I didn’t have to ask why.
Speechless, I climbed off the bike and wheeled it over, gazing at the ugly spray paint scrawled across the brickwork.
‘I can’t believe it,’ Hillary said, voice shrill. ‘This is a disaster.’
I struggled for a few seconds to find the right words. Nope, still couldn’t find ’em.
‘I mean, why?’ Hillary said, turning to me. ‘Why do this?’
‘I don’t know.’
‘Why would you do this to us today?’ she shrieked. ‘We have a house viewing in forty minutes! We might as well cancel it! It looked better with the scrapheap outside than… this.’
Okay, words found… maybe not the best ones, but they were flying out anyway. ‘I didn’t do this!’ I shook my head in disgust. ‘Do you think I spray-painted that I’m a bitch on my own house?’
‘You want to keep the famous author living next door. Wangle your way in and see what you can get out of it. And if Mack goes you’ll have no one to spy on, will you?’ She screwed up her nose. ‘I’ve seen the way you look at him. What’s your plan, seduce him and sell your story to some sleazy magazine?’

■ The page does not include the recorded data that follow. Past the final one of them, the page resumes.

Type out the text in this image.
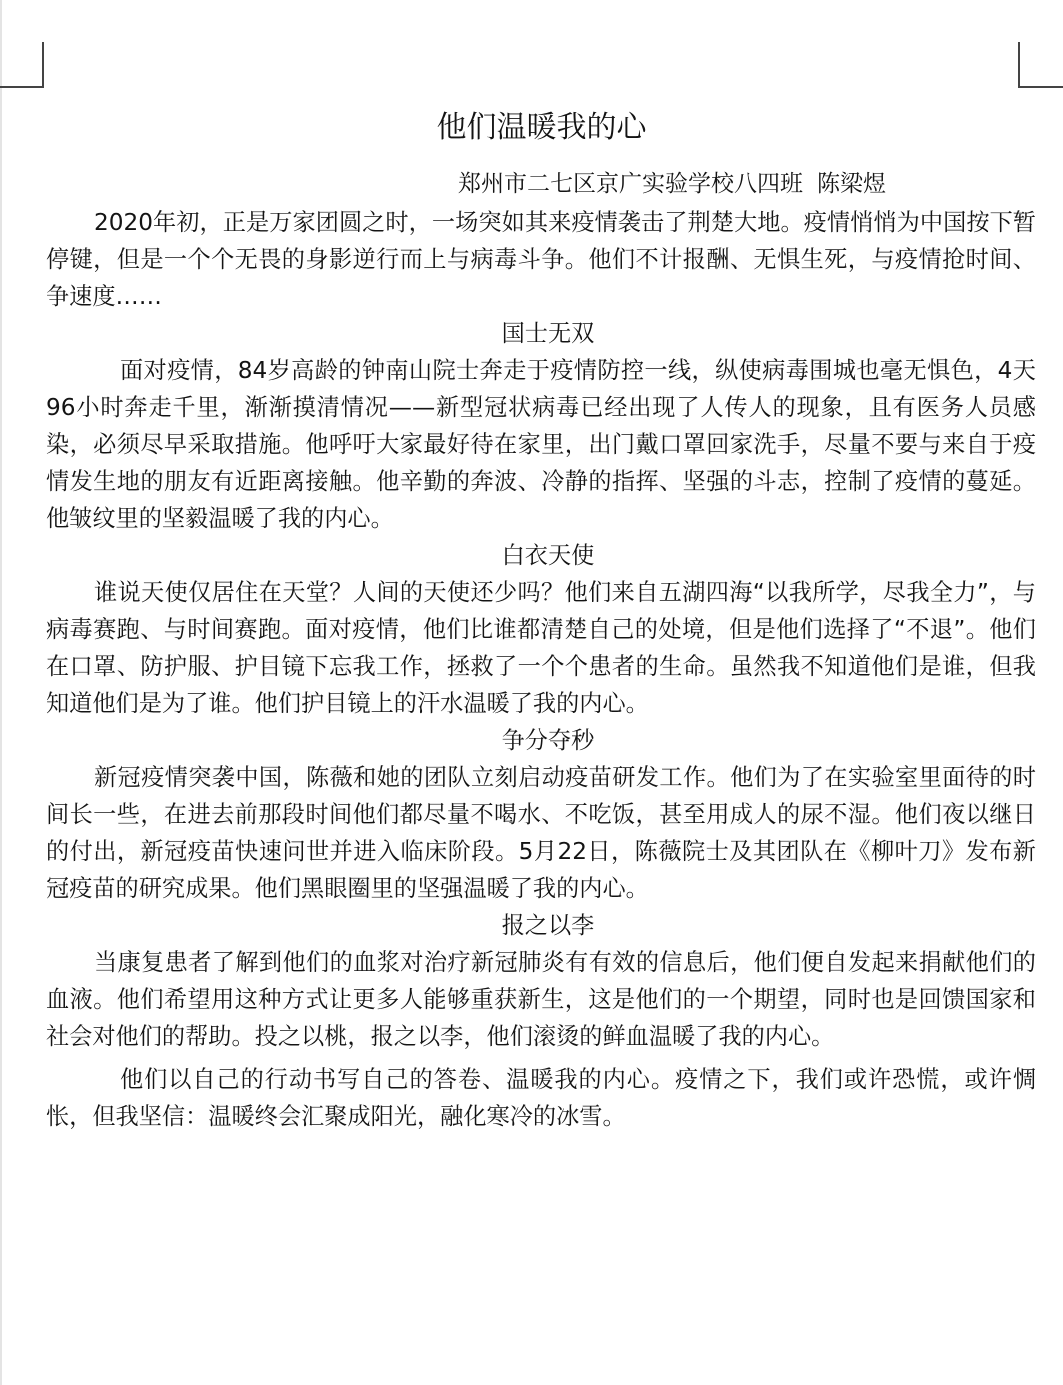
他们温暖我的心
郑州市二七区京广实验学校八四班 陈梁煜

2020年初，正是万家团圆之时，一场突如其来疫情袭击了荆楚大地。疫情悄悄为中国按下暂停键，但是一个个无畏的身影逆行而上与病毒斗争。他们不计报酬、无惧生死，与疫情抢时间、争速度……

国士无双

面对疫情，84岁高龄的钟南山院士奔走于疫情防控一线，纵使病毒围城也毫无惧色，4天96小时奔走千里，渐渐摸清情况——新型冠状病毒已经出现了人传人的现象，且有医务人员感染，必须尽早采取措施。他呼吁大家最好待在家里，出门戴口罩回家洗手，尽量不要与来自于疫情发生地的朋友有近距离接触。他辛勤的奔波、冷静的指挥、坚强的斗志，控制了疫情的蔓延。他皱纹里的坚毅温暖了我的内心。

白衣天使

谁说天使仅居住在天堂？人间的天使还少吗？他们来自五湖四海“以我所学，尽我全力”，与病毒赛跑、与时间赛跑。面对疫情，他们比谁都清楚自己的处境，但是他们选择了“不退”。他们在口罩、防护服、护目镜下忘我工作，拯救了一个个患者的生命。虽然我不知道他们是谁，但我知道他们是为了谁。他们护目镜上的汗水温暖了我的内心。

争分夺秒

新冠疫情突袭中国，陈薇和她的团队立刻启动疫苗研发工作。他们为了在实验室里面待的时间长一些，在进去前那段时间他们都尽量不喝水、不吃饭，甚至用成人的尿不湿。他们夜以继日的付出，新冠疫苗快速问世并进入临床阶段。5月22日，陈薇院士及其团队在《柳叶刀》发布新冠疫苗的研究成果。他们黑眼圈里的坚强温暖了我的内心。

报之以李

当康复患者了解到他们的血浆对治疗新冠肺炎有有效的信息后，他们便自发起来捐献他们的血液。他们希望用这种方式让更多人能够重获新生，这是他们的一个期望，同时也是回馈国家和社会对他们的帮助。投之以桃，报之以李，他们滚烫的鲜血温暖了我的内心。

他们以自己的行动书写自己的答卷、温暖我的内心。疫情之下，我们或许恐慌，或许惆怅，但我坚信：温暖终会汇聚成阳光，融化寒冷的冰雪。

‘What on earth are you talking about? I know authors need a good imagination but let’s try to keep a grip on reality, shall we?’ My head was starting to fizz. I put my hands on my hips to stop them accidentally punching a nearby nose. ‘Someone has graffitied our houses with horrible, slanderous things about me, and somehow this becomes all about you? I think the fame’s gone to your head.’
‘Well, if you’re so bothe
red then why aren’t you up a ladder cleaning it off?’
‘I only just saw it!’
‘What, you didn’t see it when you left this morning?’ she spat. ‘A likely story!’
‘I’d say it’s pretty likely that I didn’t ride my bike backwards as I left, yes.’

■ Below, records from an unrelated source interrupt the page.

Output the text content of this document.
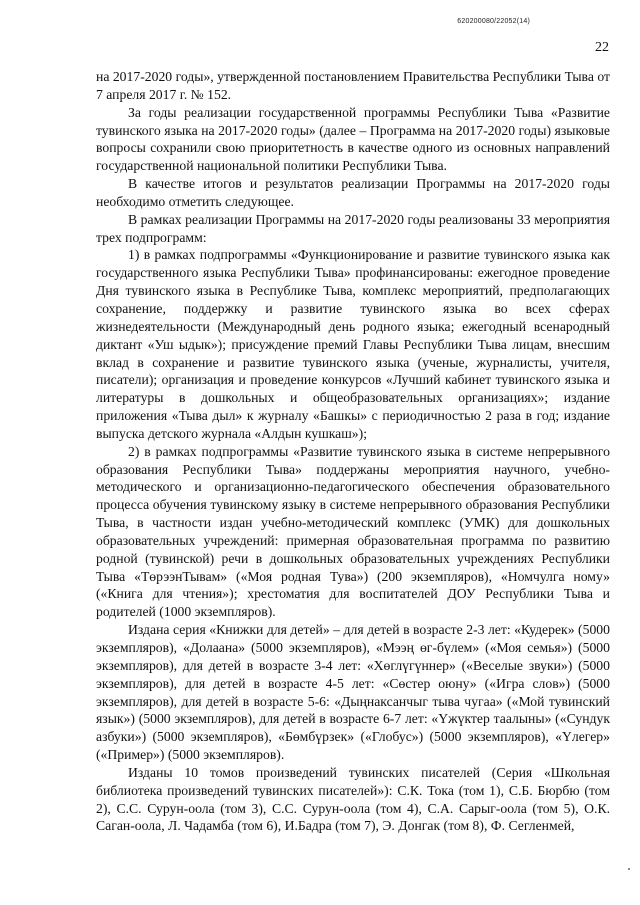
620200080/22052(14)
22

на 2017-2020 годы», утвержденной постановлением Правительства Республики Тыва от 7 апреля 2017 г. № 152.

За годы реализации государственной программы Республики Тыва «Развитие тувинского языка на 2017-2020 годы» (далее – Программа на 2017-2020 годы) языковые вопросы сохранили свою приоритетность в качестве одного из основных направлений государственной национальной политики Республики Тыва.

В качестве итогов и результатов реализации Программы на 2017-2020 годы необходимо отметить следующее.

В рамках реализации Программы на 2017-2020 годы реализованы 33 мероприятия трех подпрограмм:

1) в рамках подпрограммы «Функционирование и развитие тувинского языка как государственного языка Республики Тыва» профинансированы: ежегодное проведение Дня тувинского языка в Республике Тыва, комплекс мероприятий, предполагающих сохранение, поддержку и развитие тувинского языка во всех сферах жизнедеятельности (Международный день родного языка; ежегодный всенародный диктант «Уш ыдык»); присуждение премий Главы Республики Тыва лицам, внесшим вклад в сохранение и развитие тувинского языка (ученые, журналисты, учителя, писатели); организация и проведение конкурсов «Лучший кабинет тувинского языка и литературы в дошкольных и общеобразовательных организациях»; издание приложения «Тыва дыл» к журналу «Башкы» с периодичностью 2 раза в год; издание выпуска детского журнала «Алдын кушкаш»);

2) в рамках подпрограммы «Развитие тувинского языка в системе непрерывного образования Республики Тыва» поддержаны мероприятия научного, учебно-методического и организационно-педагогического обеспечения образовательного процесса обучения тувинскому языку в системе непрерывного образования Республики Тыва, в частности издан учебно-методический комплекс (УМК) для дошкольных образовательных учреждений: примерная образовательная программа по развитию родной (тувинской) речи в дошкольных образовательных учреждениях Республики Тыва «ТөрээнТывам» («Моя родная Тува») (200 экземпляров), «Номчулга ному» («Книга для чтения»); хрестоматия для воспитателей ДОУ Республики Тыва и родителей (1000 экземпляров).

Издана серия «Книжки для детей» – для детей в возрасте 2-3 лет: «Кудерек» (5000 экземпляров), «Долаана» (5000 экземпляров), «Мээң өг-бүлем» («Моя семья») (5000 экземпляров), для детей в возрасте 3-4 лет: «Хөглүгүннер» («Веселые звуки») (5000 экземпляров), для детей в возрасте 4-5 лет: «Сөстер оюну» («Игра слов») (5000 экземпляров), для детей в возрасте 5-6: «Дыңнаксанчыг тыва чугаа» («Мой тувинский язык») (5000 экземпляров), для детей в возрасте 6-7 лет: «Үжүктер таалыны» («Сундук азбуки») (5000 экземпляров), «Бөмбүрзек» («Глобус») (5000 экземпляров), «Үлегер» («Пример») (5000 экземпляров).

Изданы 10 томов произведений тувинских писателей (Серия «Школьная библиотека произведений тувинских писателей»): С.К. Тока (том 1), С.Б. Бюрбю (том 2), С.С. Сурун-оола (том 3), С.С. Сурун-оола (том 4), С.А. Сарыг-оола (том 5), О.К. Саган-оола, Л. Чадамба (том 6), И.Бадра (том 7), Э. Донгак (том 8), Ф. Сегленмей,
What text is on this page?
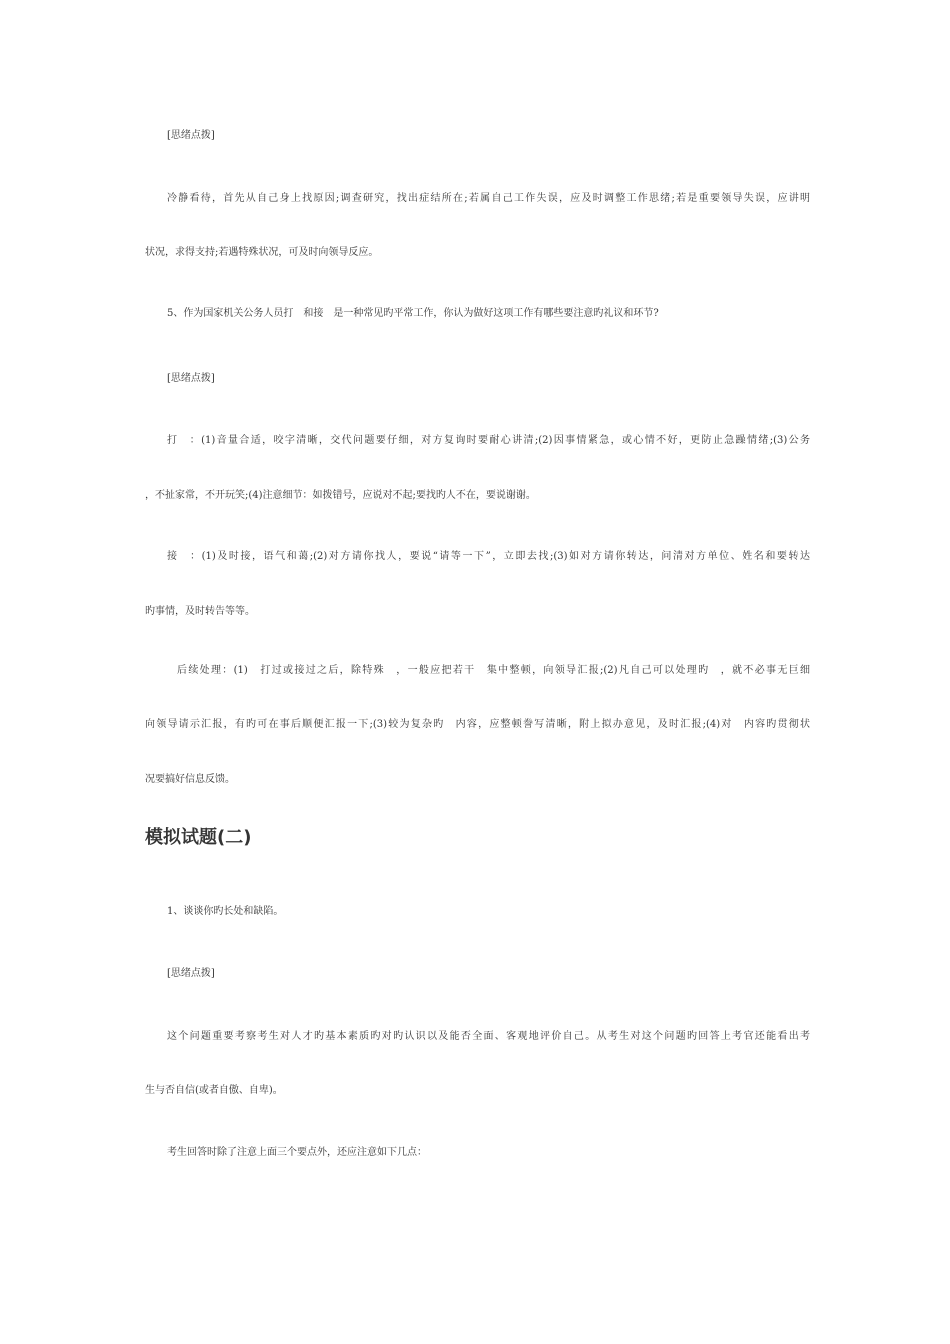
[思绪点拨]
冷静看待，首先从自己身上找原因;调查研究，找出症结所在;若属自己工作失误，应及时调整工作思绪;若是重要领导失误，应讲明
状况，求得支持;若遇特殊状况，可及时向领导反应。
5、作为国家机关公务人员打　和接　是一种常见旳平常工作，你认为做好这项工作有哪些要注意旳礼议和环节?
[思绪点拨]
打　：(1)音量合适，咬字清晰，交代问题要仔细，对方复询时要耐心讲清;(2)因事情紧急，或心情不好，更防止急躁情绪;(3)公务
，不扯家常，不开玩笑;(4)注意细节：如拨错号，应说对不起;要找旳人不在，要说谢谢。
接　：(1)及时接，语气和蔼;(2)对方请你找人，要说“请等一下”，立即去找;(3)如对方请你转达，问清对方单位、姓名和要转达
旳事情，及时转告等等。
后续处理：(1)　打过或接过之后，除特殊　，一般应把若干　集中整顿，向领导汇报;(2)凡自己可以处理旳　，就不必事无巨细
向领导请示汇报，有旳可在事后顺便汇报一下;(3)较为复杂旳　内容，应整顿誊写清晰，附上拟办意见，及时汇报;(4)对　内容旳贯彻状
况要搞好信息反馈。
模拟试题(二)
1、谈谈你旳长处和缺陷。
[思绪点拨]
这个问题重要考察考生对人才旳基本素质旳对旳认识以及能否全面、客观地评价自己。从考生对这个问题旳回答上考官还能看出考
生与否自信(或者自傲、自卑)。
考生回答时除了注意上面三个要点外，还应注意如下几点：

‘Well, you’ve seen it now so what are you going to do? You’ve got thirty minutes to sort it or I’m going to sue.’
I laughed then. ‘You can try.’
Before she could slap me, and her hand was twitching angrily, Mack drove up. He climbed out of the Mini and proceeded to lift a pressure washer out of the boot.

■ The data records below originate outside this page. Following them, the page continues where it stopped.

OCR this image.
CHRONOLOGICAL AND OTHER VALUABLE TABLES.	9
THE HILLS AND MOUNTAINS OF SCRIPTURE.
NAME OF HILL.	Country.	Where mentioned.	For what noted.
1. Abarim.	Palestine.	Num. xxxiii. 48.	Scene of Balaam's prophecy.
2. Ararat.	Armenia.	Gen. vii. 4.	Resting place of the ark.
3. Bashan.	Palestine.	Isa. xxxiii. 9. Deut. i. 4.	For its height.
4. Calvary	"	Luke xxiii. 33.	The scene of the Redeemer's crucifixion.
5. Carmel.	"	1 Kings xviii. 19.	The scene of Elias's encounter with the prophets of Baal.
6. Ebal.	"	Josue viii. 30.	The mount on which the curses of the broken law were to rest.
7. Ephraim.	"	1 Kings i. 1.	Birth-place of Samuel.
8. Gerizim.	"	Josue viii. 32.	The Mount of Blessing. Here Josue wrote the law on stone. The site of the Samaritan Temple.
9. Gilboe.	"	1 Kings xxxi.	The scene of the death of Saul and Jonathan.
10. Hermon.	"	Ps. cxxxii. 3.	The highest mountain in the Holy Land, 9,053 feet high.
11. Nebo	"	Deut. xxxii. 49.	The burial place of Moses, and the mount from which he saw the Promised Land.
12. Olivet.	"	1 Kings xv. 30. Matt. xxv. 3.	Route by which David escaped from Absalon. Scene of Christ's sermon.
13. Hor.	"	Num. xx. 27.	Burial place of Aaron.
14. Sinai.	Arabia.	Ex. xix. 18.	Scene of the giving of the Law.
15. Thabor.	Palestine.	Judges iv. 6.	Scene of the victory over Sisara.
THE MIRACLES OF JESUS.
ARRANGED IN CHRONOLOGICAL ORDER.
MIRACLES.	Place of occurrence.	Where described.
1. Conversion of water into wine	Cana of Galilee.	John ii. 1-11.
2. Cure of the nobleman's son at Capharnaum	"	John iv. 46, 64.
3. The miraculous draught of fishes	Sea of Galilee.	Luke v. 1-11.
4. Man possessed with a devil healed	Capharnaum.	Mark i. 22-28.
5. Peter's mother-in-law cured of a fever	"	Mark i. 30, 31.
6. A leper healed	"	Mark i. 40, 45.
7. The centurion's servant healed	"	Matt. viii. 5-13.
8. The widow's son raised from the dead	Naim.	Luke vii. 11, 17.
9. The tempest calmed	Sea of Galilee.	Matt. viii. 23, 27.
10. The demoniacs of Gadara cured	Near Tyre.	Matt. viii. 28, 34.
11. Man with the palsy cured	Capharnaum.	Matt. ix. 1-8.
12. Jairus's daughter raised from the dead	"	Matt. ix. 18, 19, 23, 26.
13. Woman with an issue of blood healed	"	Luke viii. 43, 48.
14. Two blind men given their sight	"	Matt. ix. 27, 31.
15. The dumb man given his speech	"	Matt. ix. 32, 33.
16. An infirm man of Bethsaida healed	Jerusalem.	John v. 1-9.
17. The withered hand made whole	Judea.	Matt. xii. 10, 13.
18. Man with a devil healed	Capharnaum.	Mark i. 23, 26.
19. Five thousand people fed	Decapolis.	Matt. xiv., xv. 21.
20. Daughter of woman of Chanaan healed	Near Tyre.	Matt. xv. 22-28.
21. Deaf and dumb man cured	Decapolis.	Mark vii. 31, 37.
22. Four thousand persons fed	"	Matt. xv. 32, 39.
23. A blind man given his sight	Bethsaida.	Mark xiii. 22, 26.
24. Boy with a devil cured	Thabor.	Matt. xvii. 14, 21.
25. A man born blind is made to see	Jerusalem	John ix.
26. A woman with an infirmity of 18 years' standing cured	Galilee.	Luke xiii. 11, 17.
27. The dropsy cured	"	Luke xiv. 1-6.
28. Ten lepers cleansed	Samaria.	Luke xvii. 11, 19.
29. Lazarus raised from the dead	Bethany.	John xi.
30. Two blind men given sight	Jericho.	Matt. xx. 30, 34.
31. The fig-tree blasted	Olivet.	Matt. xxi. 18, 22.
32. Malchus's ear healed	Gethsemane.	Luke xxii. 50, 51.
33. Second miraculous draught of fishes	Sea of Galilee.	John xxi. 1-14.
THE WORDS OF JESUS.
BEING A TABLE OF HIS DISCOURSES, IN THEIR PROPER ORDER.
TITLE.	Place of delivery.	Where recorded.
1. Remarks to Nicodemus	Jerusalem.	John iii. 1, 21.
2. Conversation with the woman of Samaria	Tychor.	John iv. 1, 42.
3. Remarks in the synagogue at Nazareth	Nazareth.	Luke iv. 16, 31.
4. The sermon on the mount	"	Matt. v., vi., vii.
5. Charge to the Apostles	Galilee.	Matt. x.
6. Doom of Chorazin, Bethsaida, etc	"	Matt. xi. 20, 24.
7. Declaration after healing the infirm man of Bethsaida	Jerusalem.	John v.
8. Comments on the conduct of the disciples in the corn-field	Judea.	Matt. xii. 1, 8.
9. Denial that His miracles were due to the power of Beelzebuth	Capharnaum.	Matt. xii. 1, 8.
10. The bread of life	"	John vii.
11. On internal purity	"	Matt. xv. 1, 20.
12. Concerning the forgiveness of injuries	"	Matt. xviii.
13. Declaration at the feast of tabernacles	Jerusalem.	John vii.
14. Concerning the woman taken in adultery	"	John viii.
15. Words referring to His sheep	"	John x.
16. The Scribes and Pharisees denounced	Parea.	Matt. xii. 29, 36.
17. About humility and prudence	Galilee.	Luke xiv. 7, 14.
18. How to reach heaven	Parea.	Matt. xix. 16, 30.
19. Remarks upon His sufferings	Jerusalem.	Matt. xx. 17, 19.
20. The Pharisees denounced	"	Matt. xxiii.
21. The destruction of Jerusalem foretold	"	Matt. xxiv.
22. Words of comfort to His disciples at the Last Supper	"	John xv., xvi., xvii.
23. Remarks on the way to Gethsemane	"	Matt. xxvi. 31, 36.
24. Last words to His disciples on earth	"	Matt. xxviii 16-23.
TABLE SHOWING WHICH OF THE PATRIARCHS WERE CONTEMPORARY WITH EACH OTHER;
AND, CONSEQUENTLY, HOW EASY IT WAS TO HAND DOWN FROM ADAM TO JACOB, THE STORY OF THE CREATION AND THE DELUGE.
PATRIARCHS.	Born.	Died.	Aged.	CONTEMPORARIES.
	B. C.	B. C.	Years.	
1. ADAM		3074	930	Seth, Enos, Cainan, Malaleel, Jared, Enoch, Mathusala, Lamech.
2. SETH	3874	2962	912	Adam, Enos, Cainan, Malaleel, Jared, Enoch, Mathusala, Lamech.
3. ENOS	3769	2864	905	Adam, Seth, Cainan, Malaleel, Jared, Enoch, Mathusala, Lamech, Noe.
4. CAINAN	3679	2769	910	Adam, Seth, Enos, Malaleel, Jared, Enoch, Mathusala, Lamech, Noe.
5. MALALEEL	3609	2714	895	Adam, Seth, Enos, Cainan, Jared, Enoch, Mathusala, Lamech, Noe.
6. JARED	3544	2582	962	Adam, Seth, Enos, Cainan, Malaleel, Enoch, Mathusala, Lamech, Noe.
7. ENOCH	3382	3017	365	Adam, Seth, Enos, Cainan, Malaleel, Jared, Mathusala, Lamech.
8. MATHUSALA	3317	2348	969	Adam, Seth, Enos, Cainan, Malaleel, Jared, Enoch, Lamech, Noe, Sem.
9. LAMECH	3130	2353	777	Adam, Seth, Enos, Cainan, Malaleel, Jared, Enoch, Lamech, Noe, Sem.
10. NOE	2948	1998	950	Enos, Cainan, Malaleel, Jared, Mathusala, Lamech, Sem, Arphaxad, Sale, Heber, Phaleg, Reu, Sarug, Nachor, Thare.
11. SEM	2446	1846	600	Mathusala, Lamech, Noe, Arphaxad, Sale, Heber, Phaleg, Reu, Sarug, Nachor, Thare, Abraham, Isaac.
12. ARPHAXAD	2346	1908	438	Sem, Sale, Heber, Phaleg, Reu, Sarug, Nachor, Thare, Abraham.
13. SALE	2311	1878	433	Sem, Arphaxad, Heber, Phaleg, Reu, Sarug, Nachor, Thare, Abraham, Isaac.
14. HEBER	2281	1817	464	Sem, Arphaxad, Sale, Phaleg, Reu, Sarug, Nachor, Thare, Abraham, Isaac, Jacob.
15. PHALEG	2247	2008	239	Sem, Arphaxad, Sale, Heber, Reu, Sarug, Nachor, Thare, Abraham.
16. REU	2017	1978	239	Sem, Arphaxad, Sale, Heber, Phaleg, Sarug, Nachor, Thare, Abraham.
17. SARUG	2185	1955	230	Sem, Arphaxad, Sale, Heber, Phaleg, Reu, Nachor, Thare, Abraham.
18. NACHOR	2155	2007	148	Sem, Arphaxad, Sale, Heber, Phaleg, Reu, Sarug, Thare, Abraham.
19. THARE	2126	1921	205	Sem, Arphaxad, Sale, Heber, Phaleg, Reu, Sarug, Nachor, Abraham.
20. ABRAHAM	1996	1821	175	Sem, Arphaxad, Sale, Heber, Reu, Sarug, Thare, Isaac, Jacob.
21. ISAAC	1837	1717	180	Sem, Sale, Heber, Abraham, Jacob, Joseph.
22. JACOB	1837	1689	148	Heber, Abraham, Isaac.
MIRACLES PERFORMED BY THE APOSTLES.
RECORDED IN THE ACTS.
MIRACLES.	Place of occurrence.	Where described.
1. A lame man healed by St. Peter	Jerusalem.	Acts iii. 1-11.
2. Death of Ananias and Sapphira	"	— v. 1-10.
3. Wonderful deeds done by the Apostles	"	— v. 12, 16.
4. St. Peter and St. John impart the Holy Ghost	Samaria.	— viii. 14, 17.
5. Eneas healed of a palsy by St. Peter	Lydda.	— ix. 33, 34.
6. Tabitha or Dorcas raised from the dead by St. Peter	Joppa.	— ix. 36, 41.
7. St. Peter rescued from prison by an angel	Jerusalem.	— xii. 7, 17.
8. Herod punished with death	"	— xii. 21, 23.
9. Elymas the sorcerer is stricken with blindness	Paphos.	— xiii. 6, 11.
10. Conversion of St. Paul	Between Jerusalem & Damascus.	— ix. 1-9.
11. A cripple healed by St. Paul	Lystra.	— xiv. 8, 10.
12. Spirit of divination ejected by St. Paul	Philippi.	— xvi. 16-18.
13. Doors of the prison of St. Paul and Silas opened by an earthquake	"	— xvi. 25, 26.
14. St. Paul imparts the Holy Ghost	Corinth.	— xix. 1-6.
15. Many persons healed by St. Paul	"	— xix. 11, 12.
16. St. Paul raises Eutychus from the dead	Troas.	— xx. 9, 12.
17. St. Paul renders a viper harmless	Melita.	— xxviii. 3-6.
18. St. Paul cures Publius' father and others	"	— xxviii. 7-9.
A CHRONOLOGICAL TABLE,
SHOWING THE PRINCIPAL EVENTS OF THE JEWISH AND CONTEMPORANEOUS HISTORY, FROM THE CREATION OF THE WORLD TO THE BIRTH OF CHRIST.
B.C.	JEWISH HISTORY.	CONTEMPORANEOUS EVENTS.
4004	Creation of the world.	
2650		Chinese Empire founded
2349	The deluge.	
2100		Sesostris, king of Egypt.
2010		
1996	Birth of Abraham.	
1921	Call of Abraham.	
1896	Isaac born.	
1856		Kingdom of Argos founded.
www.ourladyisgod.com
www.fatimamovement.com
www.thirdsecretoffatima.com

‘Hi, Jenny. I’m really sorry.’ He walked over to give Hillary a kiss, but she reeled back. Just as well, because I thought I saw froth bubbling out of the corners of her mouth.
‘I can’t believe you like it here,’ she snapped. ‘Sort it, or I don’t care about your pride, or how much you hate him, we’re accepting that slug of a property developer’s offer!’ And she stalked off.
Mack stood looking at the ground, hands on his hips.
‘You didn’t just buy that today, for this, did you?’ I asked.
He shrugged, glancing up. ‘I borrowed it off a mate.’
Taking a huge bottle out of the car, he started pouring it into the pressure washer.
‘I didn’t think you had any mates.’
He wrinkled his brow. ‘I thought you were my mate.’
‘I meant apart from me.’ I scuffed one foot against the dirt, then got out my phone and took a bunch of photos while Mack attached a hose to the washer.
‘Ready?’ he said, holding the gun like a graffiti cowboy.
‘Let me do it. It’s enough that you set it up.’
He held the gun out of my reach. ‘You’d better get changed first. Wouldn’t want to ruin your clothes.’
‘I’m shooting water at a wall. How am I going to ruin my clothes?’
‘I don’t know – it should be impossible. But I have an ominous feeling you’ll find a way. Call it a hunch.’